37) Wil Myers, San Diego Padres (Age: 25, Previous Rank: 28)
Myers still has the swing which made him an uber prospect, and at age-25, he has plenty of time to develop into the stud scouts expected. Despite a wrist injury that limited him to 253 plate appearances last year, he posted a 114 OPS+, a double-digit walk rate, and showed an intriguing power-speed combo in hitting eight home runs along with swiping five bases. While Myers isn’t a guaranteed asset, don’t be surprised if his value bounces back considerably in 2016.
38) Matt Kemp, San Diego Padres (Age: 31, Previous Rank: 22)
Bison may be on the verge of going extinct, but Kemp still has a few years before being put out to pasture. He’s not the 40-40 threat that he was in his heyday, but after settling in at Petco Park, he proved his bat still has some pop. In the second-half of 2015, Kemp posted a 133 OPS+ with 15 bombs. His bat alone justifies hanging onto him, but he also chipped in 12 stolen bases over the course of the season, his first season of double digit steals since his monster 2011 season.
39) Shin-Soo Choo, Texas Rangers (Age: 33, Previous Rank: 29)
Choo entered last year’s All-Star break with a .221 average, but went ballistic the rest of the way, posting a superb .343/.455/.560 line with 11 home runs and four steals in over 300 plate appearances. His second-half peripherals (.420 BABIP and 22 percent HR/FB ratio) aren’t sustainable for a full season, but Choo hits near the top of an explosive Rangers and has a career OPS of over .900 against right-handed pitching.
40) Michael Conforto, New York Mets (Age: 23, Previous Rank: 118)
It took less than 600 minor league plate appearances for the stocky left fielder to get the call, and he adapted well to major league pitching.
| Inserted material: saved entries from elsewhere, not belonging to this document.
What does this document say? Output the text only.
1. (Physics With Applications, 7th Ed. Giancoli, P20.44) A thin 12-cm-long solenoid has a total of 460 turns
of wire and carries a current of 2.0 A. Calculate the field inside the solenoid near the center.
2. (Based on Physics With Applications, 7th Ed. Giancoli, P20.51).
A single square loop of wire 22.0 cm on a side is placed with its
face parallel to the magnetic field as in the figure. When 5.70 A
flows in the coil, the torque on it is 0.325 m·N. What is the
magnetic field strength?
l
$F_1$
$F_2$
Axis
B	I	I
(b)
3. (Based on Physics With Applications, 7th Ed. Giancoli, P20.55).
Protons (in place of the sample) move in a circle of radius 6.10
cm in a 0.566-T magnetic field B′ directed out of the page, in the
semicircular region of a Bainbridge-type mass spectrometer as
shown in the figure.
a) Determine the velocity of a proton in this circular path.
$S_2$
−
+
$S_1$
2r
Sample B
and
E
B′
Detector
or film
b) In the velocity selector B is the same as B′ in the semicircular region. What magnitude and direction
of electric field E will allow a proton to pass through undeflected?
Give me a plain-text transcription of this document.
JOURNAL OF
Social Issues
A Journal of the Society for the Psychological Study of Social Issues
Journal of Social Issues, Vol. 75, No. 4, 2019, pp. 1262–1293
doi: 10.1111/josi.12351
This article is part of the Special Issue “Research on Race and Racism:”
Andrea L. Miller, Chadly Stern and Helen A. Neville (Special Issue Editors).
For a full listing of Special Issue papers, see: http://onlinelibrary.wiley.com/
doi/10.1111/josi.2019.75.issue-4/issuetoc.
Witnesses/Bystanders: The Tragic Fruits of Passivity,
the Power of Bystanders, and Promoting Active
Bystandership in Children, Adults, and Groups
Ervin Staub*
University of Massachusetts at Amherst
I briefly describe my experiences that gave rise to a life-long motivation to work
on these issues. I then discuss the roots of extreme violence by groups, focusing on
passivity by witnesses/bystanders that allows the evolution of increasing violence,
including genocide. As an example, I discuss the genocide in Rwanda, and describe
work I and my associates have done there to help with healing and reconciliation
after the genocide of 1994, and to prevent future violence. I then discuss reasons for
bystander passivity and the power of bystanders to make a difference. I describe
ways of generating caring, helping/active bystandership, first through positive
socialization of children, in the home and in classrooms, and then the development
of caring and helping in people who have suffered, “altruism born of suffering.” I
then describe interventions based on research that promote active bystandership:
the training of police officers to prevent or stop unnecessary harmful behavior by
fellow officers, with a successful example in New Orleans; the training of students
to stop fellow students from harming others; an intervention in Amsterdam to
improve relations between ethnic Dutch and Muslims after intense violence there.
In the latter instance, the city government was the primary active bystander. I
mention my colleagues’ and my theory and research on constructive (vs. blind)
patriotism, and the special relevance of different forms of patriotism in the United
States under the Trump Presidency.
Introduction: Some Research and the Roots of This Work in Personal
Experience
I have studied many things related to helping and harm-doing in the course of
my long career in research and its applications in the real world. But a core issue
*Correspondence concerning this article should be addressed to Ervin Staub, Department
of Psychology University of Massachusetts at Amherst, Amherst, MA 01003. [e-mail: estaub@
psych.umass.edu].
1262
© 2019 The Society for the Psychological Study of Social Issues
His defense is a work in progress, but nearly 200 plate appearances with a .270 average, walk rate of just under nine percent, and a .236 isolated power culminated in a very impressive big league debut. The Mets did their best to limit his exposure to lefties, with 179 of his 194 plate appearances coming against right-handed pitching, but even so, dynasty owners should be pleased with Conforto’s long-term prospects even as the Mets brought back Yoenis Cespedes to likely take away at-bats (and development) against lefties in the short-term.